Posts Tagged ‘colliery’

Some Mining Personnel Of Old

March 7, 2009 Leave a comment

Direct memories of its coalmine are fast fading in the village. Quite a few of the current generation are  employed in the service industry and covet designer goods rather than work in a dangerous and dirty mine with jam sandwiches at ‘bait’ time. Perhaps that is a good thing! I wonder if the following details are of some interest to the ‘young ones’ [as Cliff would describe them]:

The Colliery Manager, before Nationalization in 1947, was responsible to the colliery owner’s agent. He had to complete monthly and annual reports, construct plans and create estimates. He required a very good knowledge of mining engineering – even though he would have  professional engineers on site to cover electrical and mechanical aspects of the mining operations. He would have an under manager; I believe that after WW2 many of the newer under managers were ex university men. If you look on the Durham Mining Museum site you will have the opportunity to take one of the old colliery management exam papers –  set over a hundred years ago, if my memory serves me right.

Overmen could be described as supervisors. Their main aim was to ensure good coal outputs. They allocated work and monitored the number of men working for pay purposes. They kept an eye on conditions in the mine and ensured that the right materials were available at the right time. They were often wary of the manager and supported each other by ‘covering each others backs’ when necessary!

Deputies were usually promoted from the hewers , that is from the winners of coal.By their nature they were trusted and respected. They were required to write reports and keep the Overman aware of the conditions in the mine. Part of their role was to remove redundant props and that made it one of the most dangerous jobs in the pit because of the danger of roof collapse.
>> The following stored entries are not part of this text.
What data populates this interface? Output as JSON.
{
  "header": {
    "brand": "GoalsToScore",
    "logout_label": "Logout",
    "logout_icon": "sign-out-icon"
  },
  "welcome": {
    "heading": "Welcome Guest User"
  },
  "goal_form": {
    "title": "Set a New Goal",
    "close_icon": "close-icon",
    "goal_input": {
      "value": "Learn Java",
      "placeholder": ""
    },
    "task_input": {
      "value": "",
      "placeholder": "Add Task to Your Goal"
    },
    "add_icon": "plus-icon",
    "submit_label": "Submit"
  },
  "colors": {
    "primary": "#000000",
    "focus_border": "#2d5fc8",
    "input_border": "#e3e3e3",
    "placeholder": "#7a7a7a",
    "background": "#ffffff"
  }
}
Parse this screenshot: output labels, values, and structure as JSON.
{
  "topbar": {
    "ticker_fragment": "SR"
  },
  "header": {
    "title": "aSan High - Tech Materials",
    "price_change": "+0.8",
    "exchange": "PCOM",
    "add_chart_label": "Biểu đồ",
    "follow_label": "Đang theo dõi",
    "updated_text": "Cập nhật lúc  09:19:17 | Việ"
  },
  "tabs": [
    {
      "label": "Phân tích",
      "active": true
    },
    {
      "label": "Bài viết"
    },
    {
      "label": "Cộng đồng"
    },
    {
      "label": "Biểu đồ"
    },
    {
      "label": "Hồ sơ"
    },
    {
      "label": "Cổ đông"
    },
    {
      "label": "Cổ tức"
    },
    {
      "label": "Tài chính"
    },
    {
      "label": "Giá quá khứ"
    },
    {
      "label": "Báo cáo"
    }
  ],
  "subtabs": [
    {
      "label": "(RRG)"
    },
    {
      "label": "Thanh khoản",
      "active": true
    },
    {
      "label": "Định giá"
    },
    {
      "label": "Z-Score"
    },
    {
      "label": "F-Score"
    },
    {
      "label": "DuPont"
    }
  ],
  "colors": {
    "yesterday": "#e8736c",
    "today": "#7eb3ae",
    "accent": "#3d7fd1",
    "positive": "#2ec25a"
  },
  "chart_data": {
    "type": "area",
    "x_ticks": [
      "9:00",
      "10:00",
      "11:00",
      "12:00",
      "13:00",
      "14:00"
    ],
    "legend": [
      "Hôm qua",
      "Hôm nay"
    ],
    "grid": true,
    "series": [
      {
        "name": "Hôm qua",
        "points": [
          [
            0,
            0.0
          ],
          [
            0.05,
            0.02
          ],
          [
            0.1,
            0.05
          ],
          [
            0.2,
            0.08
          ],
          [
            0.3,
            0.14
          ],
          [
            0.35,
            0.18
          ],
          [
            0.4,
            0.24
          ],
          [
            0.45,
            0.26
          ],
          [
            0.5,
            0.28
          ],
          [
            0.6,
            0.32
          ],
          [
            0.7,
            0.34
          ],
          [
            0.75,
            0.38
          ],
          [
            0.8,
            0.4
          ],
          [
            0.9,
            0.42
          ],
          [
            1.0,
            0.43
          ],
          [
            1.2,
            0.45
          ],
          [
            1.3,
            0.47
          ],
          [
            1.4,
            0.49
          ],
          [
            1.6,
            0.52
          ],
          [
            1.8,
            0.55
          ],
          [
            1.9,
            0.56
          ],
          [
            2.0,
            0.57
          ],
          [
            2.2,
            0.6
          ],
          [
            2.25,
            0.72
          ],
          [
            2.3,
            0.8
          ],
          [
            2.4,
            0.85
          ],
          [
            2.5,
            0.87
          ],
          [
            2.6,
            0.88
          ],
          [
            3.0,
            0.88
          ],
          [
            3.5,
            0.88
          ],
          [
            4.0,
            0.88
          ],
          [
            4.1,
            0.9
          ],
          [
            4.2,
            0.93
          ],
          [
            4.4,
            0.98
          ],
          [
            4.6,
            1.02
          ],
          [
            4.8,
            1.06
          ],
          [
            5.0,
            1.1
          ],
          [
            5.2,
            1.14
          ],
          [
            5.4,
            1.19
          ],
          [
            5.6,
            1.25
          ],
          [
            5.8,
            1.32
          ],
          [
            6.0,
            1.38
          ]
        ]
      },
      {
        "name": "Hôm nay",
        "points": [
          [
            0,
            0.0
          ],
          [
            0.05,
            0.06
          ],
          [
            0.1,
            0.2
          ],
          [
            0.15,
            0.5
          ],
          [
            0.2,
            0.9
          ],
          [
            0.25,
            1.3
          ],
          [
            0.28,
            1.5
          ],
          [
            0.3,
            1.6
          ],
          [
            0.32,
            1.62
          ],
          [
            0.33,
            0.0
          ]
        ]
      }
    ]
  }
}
A significant number of deputies were accidentally killed over the years.

Hewers were brave and super energetic coal producers – often over 21 years old. They dug the coal out and filled it into the coal tubs  provided by what was called the ‘putter’. For the sake of brevity I am not going to descibe developments in mechanized coal getting – such as shearers etc.

Some of the workers around the colliery yard included masons, fitters, joiners, painters, tub menders, saddlers, farriers and electricians.

It was a very important industry and  the jewel in the crown that made the Industrial Revolution possible. Without coal miners the young ones of today would very probably not be part of an advanced nation. Even people on welfare benefits are wealthy compared to the vast majority of humans on this planet of ours and much of that is surely down to the heritage of coal  and  the raw courage of the miners.